How do the Biotechnology Center's BioWork program, the Community College System's BioNetwork initiative and the national work force center fit together, and is there room for overlap?

I work closely with Susan Seymour and her group at the community colleges. I have only recently had an opportunity to discover what a gifted and dynamic person she is, as I saw her in action at a recent symposium in Philadelphia where our team co-presented. I also work with the Biotechnology Center's Kathleen Kennedy. Kathleen (vice president of the Education and Training Program) and her team are really diligent. I am now becoming familiar with some of her products like work force criteria and job descriptions for biotechnology workers. These are excellent initiatives. Our group is cooperative. We learn from each other. We have a national perspective but we all have regional differences, and we celebrate these by exchanging ideas. But competitiveness is important at the state level because it strengthens what we do. I am a North Carolinian, but I am also empowered to be an executive director with a national mandate. I balance my perspective and approach, hopefully to the betterment of all parties.

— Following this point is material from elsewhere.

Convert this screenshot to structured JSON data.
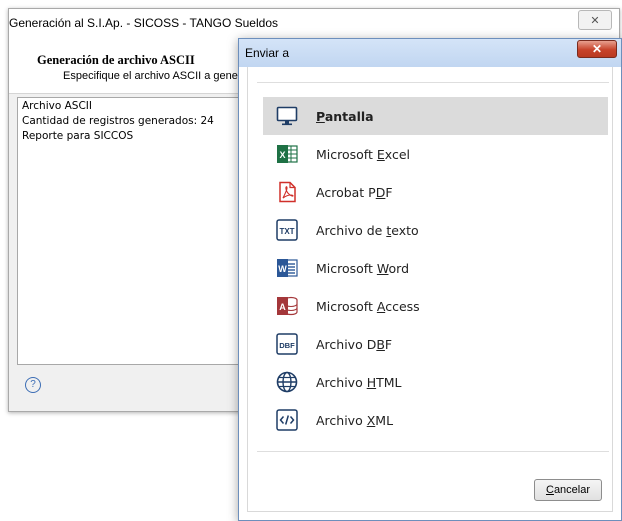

What will define the national work force center as a success for you?

I would define success in the short term as getting our objectives met within the time period that our federal grant runs (two years). That would mean our Web site would be a great tool for placing our product, and various "customers" previously described would be able to access our experiences and tools. Our short-term success will be back-end loaded; as the work comes in from the regional centers it will be posted and disseminated. But at the regional sites this is already well under way. The sites do hands-on training in their specialties. Success over the long term would be harnessing the synergies (best practices) that we have learned through this model of regional cooperation. A further and desired success would be becoming a permanent structure in one shape or another and being really excellent at the niche we will in terms of biotechnology work force needs for the many groups across the nation who would really benefit from this type of structure.